Der Stoff gibt dem Autor natürlich massenhaft Anlässe für witzige Details, absurde Szenen und Situationskomik. „Mogel“ zu lesen ist richtig lustig. Aber nicht nur das. Der Text reflektiert durch die bruchlos subjektive Brille seines Ich-Erzählers bei allem Witz hintergründig auch über die Unterschiede zwischen den Geschlechtern, über die Peinlichkeiten der Pubertät, über Freundschaft. Denn es ist nicht nur die Sache mit dem alkoholfreien Bier, für die Miguel büßen muss. Seit er vor einigen Wochen umgezogen ist, haben sich in die Beziehung zu seiner „Combo“, Silvester, Dimi und Flo da Ho, Anflüge von Entfremdung, ja sogar leiser Feindseligkeit eingeschlichen.

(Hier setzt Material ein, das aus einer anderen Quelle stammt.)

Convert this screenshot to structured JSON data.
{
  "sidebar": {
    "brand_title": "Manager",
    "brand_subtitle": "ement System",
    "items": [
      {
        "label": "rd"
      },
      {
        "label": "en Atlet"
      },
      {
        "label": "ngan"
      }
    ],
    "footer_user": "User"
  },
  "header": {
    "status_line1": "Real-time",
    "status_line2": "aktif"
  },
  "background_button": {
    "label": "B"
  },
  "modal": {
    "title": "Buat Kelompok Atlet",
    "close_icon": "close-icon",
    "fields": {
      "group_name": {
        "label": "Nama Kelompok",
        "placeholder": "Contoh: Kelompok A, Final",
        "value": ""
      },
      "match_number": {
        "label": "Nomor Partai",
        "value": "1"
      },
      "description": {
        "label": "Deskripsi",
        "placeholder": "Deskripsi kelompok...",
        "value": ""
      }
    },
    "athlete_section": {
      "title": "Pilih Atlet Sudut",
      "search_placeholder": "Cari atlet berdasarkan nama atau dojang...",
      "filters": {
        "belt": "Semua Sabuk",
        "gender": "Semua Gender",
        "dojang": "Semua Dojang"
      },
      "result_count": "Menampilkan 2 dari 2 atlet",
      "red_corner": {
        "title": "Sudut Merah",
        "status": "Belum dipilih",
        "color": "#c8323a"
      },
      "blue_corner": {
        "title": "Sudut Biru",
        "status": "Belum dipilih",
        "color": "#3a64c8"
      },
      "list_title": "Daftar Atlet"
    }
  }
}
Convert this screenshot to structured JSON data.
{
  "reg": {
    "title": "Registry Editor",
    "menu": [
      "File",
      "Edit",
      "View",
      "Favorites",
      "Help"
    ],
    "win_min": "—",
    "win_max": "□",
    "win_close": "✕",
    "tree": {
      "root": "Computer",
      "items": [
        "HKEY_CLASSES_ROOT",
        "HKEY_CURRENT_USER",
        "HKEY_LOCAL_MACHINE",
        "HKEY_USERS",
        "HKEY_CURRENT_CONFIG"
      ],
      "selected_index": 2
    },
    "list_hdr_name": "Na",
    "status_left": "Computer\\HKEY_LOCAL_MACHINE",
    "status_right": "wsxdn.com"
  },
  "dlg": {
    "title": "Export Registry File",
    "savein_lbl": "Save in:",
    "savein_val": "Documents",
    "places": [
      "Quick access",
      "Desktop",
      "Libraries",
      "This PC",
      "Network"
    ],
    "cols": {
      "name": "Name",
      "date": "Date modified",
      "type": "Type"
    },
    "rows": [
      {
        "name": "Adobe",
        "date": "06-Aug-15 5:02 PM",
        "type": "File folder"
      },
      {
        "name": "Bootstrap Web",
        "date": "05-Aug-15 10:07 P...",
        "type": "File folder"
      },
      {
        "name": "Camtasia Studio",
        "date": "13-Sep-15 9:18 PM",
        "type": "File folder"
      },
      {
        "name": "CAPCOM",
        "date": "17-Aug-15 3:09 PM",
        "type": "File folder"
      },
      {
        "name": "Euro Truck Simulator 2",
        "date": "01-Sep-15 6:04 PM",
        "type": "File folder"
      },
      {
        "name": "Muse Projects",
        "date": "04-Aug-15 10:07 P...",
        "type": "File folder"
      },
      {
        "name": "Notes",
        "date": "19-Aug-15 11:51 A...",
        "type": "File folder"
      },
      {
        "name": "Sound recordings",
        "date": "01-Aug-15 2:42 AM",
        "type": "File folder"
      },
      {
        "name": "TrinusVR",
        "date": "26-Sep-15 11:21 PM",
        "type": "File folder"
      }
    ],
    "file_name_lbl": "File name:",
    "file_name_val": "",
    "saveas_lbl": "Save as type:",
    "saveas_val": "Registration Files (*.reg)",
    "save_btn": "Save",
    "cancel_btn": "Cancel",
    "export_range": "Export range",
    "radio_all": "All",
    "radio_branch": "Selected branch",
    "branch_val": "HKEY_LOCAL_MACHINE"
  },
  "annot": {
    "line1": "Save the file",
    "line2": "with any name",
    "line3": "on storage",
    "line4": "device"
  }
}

Die Jungs kennen sich, seit sie denken können, sind zusammen in einer Hochhaussiedlung am Stadtrand aufgewachsen. Jetzt wohnt Miguel mit seinen Eltern nach einer kleinen Erbschaft in einem Haus in der Vorstadtsiedlung und hat sogar ein eigenes Bad. Deshalb macht er auch den ganzen Zirkus mit, den die Combo mit ihm veranstaltet: Er will ihnen zeigen, dass er noch einer von ihnen ist. Das versucht er umso intensiver, als er irgendwie fühlt, dass er sich doch schon etwas von ihnen entfernt hat. Den Stadtrand vermisst er jedenfalls ganz bestimmt nicht, was deutlich wird, wenn er ihn beschreibt:
„In der Gegend hängt eine Menge Pack ab, muss man sagen. Die Bänke dort sind zum Beispiel Treffpunkt für die Muttis mit Kinderwagen, die es in ihren verlotterten Waben wohl nicht mehr aushalten und lieber die neuen Graffiti an den Müllcontainern studieren und eine Zippe nach der anderen löten. Die ganze Zeit blasen die den Qualm ihren Würmchen unter die Baldachine. Die Kleinen schreien in einer Tour, die Muttis sind genervt und barzen die nächste.“

Das ist das Ambiente, das wir schon aus Nils Mohls ersten beiden Bänden seiner Stadtrand-Saga, „Es war einmal Indianerland“ und „Stadtrandritter“, kennen. „Mogel“ spielt zwar im selben Milieu und einige Figuren tauchen auch in den anderen Büchern auf, es ist aber eine davon unabhängige Erzählung. In der die stilistischen Mittel fast noch konzentrierter eingesetzt werden: Norddeutsch gefärbte Jugendsprache ohne Zimperlichkeiten, Reflexionen, Emotionen und Ereignisdarstellungen als jugendliterarischer „stream of consciousness“, nicht-chronologisches Erzählen, das für Tempo und Spannung sorgt, dabei Beschränkung auf einen streng limitierten Zeitraum: Samstag, 18:02 bis Sonntag, 01:01.

Cover
Hinter alledem steckt natürlich viel konzeptuelle Überlegung, die aber unaufdringlich bleibt wie die pointierte Leichtigkeit, mit der Miguel sich selbst und alle anderen beschreibt und dabei mit wenigen skizzenhaften Strichen die Charaktere plastisch gestaltet: Dimi, der nicht spricht und mit den anderen per SMS kommuniziert, auch wenn sie nur einen halben Meter von ihm entfernt sind, oder Flo, der kahlköpfige Kraftwürfel mit der Schreib-Leseschwäche:
„Flo hält sich selbst für einen Typen, der sich beim Militär gut machen würde. Wobei du immer hoffen musst, dass das Militär ihn nicht nehmen wird. Weil, eines Tages kommt er sonst unter Garantie von einem Auslandseinsatz zurück und zeigt dir stolz eine Tüte voll Ohren. Oder so.“

Auch wenn Miguels Universum natürlich um sein eigenes Ego kreist – er weiß, dass seine Pubertätsnöte auch ihre burlesken Seiten haben: „Ich denke viel an Sex. Sex spielt eine große Rolle in meinem Leben. Wenn es nach mir geht, könnte die Sache sogar noch eine viel größere Rolle in meinem Leben spielen. Ich habe Sex nur mit mir selbst“. Da nimmt sich einer selbst nicht nur ernst. So wie Nils Mohl es sich auch gönnt, einfach nur zu blödeln. Etwa in der Vergabe von Eigennamen: Die Disco trägt den schönen Namen „ChackaBum“, der Antagonist heißt „Hengst“ und das begehrte Mädchen „Candy“. Das funktioniert gut in einem Schelmenroman, vor allem, wenn er so vielschichtig-doppelbödigen Witz hat wie „Mogel“.